W Gdańsku znów spłonęły samochody. Policja ustala, czy to podpalenie, czy samozapłon
Na parkingu w gdańskiej dzielnicy Chełm spłonęły cztery samochody - trzy dostawcze i jeden osobowy. Stały obok siebie, a ogień przenosił się na kolejne pojazdy. Policja ustala, czy było to podpalenie, czy może w którymś z aut doszło np. do zwarcia instalacji elektrycznej.
Ogień zauważono w poniedziałek ok. godz. 1:20.
- O tej porze policja i straż pożarna dostały zgłoszenie o palących się samochodach na parkingu przy skrzyżowaniu ulic Al. Armii Krajowej oraz Łostowickiej. Paliły się trzy auta dostawcze i jedno auto osobowe - poinformował asp. sztab. Mariusz Chrzanowski z Komendy Miejskiej Policji w Gdańsku.
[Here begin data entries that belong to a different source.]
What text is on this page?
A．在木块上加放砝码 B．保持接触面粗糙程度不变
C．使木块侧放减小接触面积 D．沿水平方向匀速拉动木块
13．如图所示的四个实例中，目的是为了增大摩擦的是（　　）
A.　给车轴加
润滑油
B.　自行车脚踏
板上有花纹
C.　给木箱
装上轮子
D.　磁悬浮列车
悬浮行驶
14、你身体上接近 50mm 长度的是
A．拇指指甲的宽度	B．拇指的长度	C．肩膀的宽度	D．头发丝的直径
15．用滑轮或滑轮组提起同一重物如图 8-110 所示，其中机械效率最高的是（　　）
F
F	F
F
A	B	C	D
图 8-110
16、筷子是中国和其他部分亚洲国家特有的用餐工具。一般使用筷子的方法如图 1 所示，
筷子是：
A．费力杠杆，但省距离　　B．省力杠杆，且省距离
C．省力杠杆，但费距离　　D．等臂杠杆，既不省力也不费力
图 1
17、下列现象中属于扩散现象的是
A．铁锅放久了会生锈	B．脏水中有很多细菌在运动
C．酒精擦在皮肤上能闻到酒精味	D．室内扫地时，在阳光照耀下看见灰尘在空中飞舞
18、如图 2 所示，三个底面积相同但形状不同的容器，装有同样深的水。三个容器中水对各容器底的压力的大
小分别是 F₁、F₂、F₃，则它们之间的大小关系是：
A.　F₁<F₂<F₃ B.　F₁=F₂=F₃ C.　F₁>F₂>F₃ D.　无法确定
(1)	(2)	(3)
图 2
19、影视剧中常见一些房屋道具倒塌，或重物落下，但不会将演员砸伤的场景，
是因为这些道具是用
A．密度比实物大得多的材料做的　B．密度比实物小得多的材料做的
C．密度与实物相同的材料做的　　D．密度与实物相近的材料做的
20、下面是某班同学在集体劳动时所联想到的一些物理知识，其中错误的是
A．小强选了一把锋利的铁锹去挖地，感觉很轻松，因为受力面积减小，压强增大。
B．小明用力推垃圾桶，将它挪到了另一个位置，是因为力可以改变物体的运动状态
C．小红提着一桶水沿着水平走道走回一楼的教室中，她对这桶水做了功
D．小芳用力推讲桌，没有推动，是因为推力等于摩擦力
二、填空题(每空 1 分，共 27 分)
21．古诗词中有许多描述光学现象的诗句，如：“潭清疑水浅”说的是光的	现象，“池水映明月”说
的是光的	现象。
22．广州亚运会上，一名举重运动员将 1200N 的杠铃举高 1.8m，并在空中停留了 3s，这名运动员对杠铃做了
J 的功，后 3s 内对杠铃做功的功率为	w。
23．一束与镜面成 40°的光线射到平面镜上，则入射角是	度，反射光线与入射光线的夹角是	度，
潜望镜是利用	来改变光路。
Według strażaków pożar rozprzestrzeniał się szybko, ogień był trudny do ugaszenia. O tym, jak wysoka temperatura panowała w środku może świadczyć fakt, że wnętrza pojazdów zostały niemal doszczętnie stopione.
To nie pierwszy raz
Na razie trudno jest jednoznacznie określić, czy doszło do samozapłonu, np. zwarcia instalacji elektrycznej, czy było to podpalenie.
To nie pierwszy raz, gdy w Gdańsku płoną samochody.
Za podpalenie samochodu, za zniszczenie mienia grozi kara nawet do 5 lat pozbawienia wolności.